AMD, Broadcom, Cisco, Google, Hewlett Packard Enterprise, Intel, Meta and Microsoft form Ultra Accelerator Link (UALink) advocacy group to boost AI connectivity in data centres
A broad industry alliance of data centre infrastructure companies has joined forces to address Nvidia’s dominance of AI computing accelerators and more specifically, the superfast networking technology that makes them work.
Current AI compute clusters are different to older computers because the interconnect in the individual computing nodes now connects directly to the AI accelerators (or GPUs). In these systems, each computing node (a single unit within the cluster) has its AI accelerators directly connected to each other, bypassing the CPUs. This direct connection allows the AI accelerators to quickly share data and work together to handle large AI models that a single accelerator’s memory can’t accommodate on its own.
Additionally, these AI accelerators are not only connected within a single node but also have external connections. These connections link multiple nodes together through high-speed switches, enabling fast and efficient communication between nodes. This setup ensures that data can be transferred with high bandwidth and low latency, which is crucial for processing large AI workloads effectively.
NVLink rules
The issue is that Nvidia owns this space with its proprietary NVLink. As a result, AMD, Broadcom, Cisco, Google, Hewlett Packard Enterprise (HPE), Intel, Meta and Microsoft announced that they are aligned on the development of the open interconnect Ultra Accelerator Link (UALink) instead of each using their own various links. In this way, they want the Ultra Accelerator Link to form the external bridge between a maximum of 1,024 nodes in an AI cluster.
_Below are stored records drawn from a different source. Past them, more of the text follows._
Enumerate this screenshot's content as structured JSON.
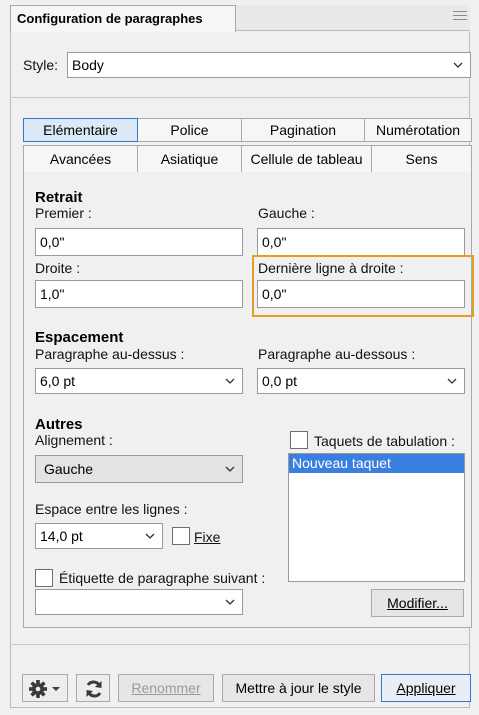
{
  "panel": {
    "title": "Configuration de paragraphes"
  },
  "style": {
    "label": "Style:",
    "value": "Body"
  },
  "tabs_row1": [
    "Elémentaire",
    "Police",
    "Pagination",
    "Numérotation"
  ],
  "tabs_row2": [
    "Avancées",
    "Asiatique",
    "Cellule de tableau",
    "Sens"
  ],
  "retrait": {
    "heading": "Retrait",
    "premier_label": "Premier :",
    "premier_value": "0,0\"",
    "gauche_label": "Gauche :",
    "gauche_value": "0,0\"",
    "droite_label": "Droite :",
    "droite_value": "1,0\"",
    "derniere_label": "Dernière ligne à droite :",
    "derniere_value": "0,0\""
  },
  "espacement": {
    "heading": "Espacement",
    "dessus_label": "Paragraphe au-dessus :",
    "dessus_value": "6,0 pt",
    "dessous_label": "Paragraphe au-dessous :",
    "dessous_value": "0,0 pt"
  },
  "autres": {
    "heading": "Autres",
    "alignement_label": "Alignement :",
    "alignement_value": "Gauche",
    "interligne_label": "Espace entre les lignes :",
    "interligne_value": "14,0 pt",
    "fixe_label": "Fixe",
    "taquets_label": "Taquets de tabulation :",
    "taquets_items": [
      "Nouveau taquet"
    ],
    "etiquette_label": "Étiquette de paragraphe suivant :",
    "etiquette_value": "",
    "modifier_label": "Modifier..."
  },
  "footer": {
    "renommer": "Renommer",
    "mettre_a_jour": "Mettre à jour le style",
    "appliquer": "Appliquer"
  },
  "colors": {
    "accent": "#3a7fe0",
    "highlight": "#e79b2b"
  }
}
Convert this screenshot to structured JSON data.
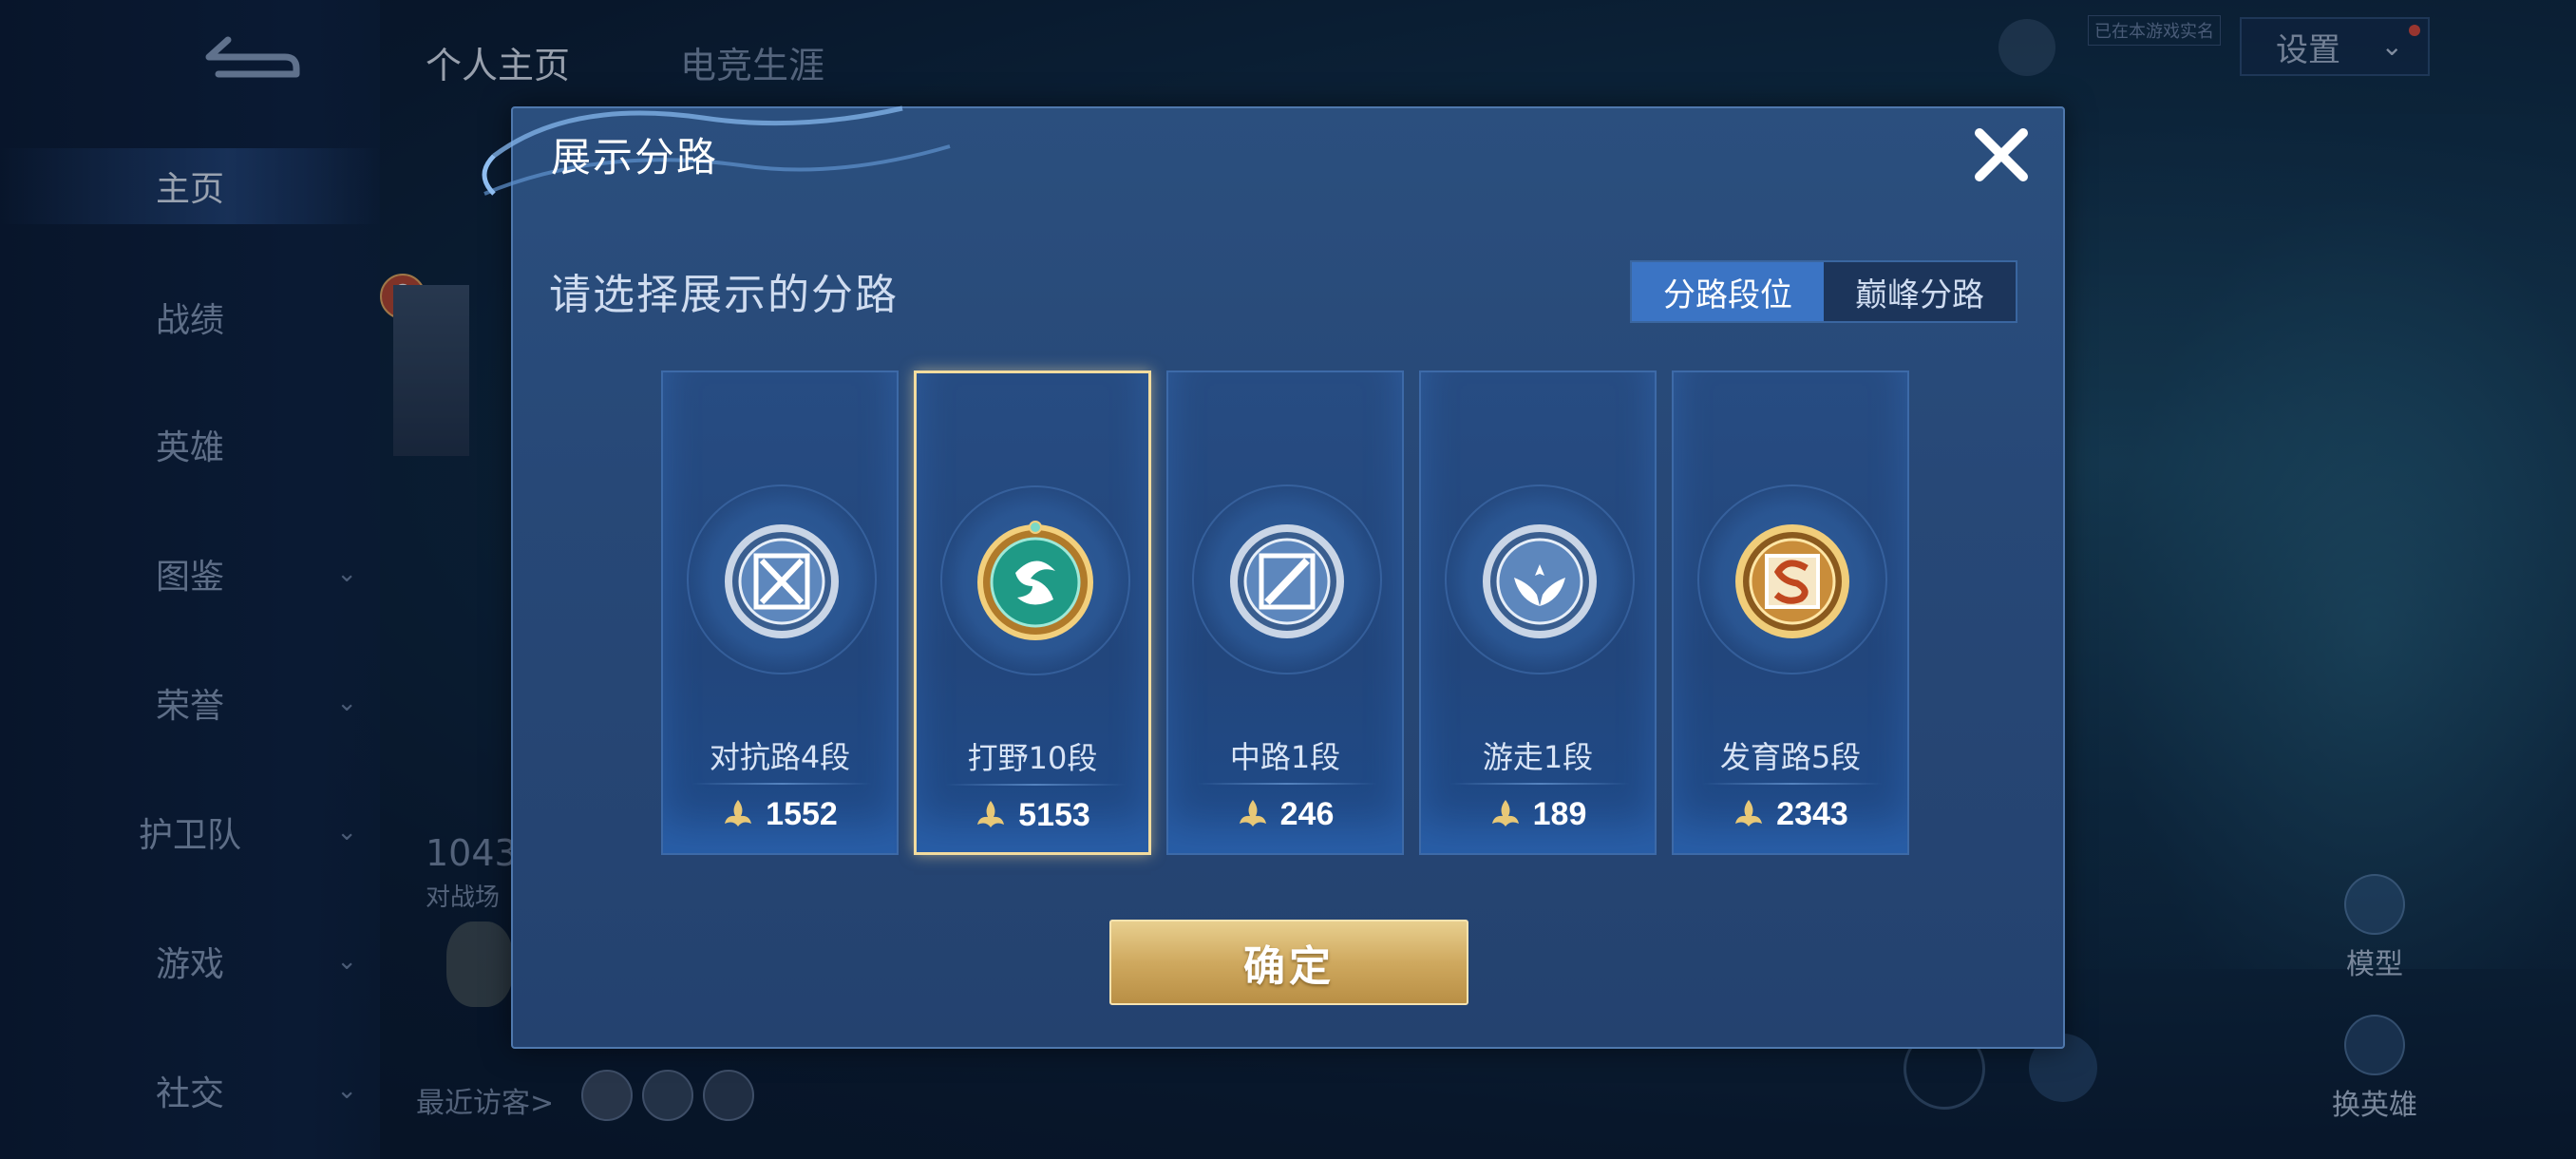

By creating an interconnection based on open standards, UALink will enable OEMs, IT professionals and systems integrators to create a path to greater ease of integration, greater flexibility and scalability of their AI-connected data centres.
Specification 1.0 will allow up to 1,024 accelerators in an AI compute pod and allow direct loads and stores between memory connected to accelerators, such as GPUs, in the pod. The UALink promoter group has formed the UALink Consortium and expects its incorporation to occur in the third quarter of 2024.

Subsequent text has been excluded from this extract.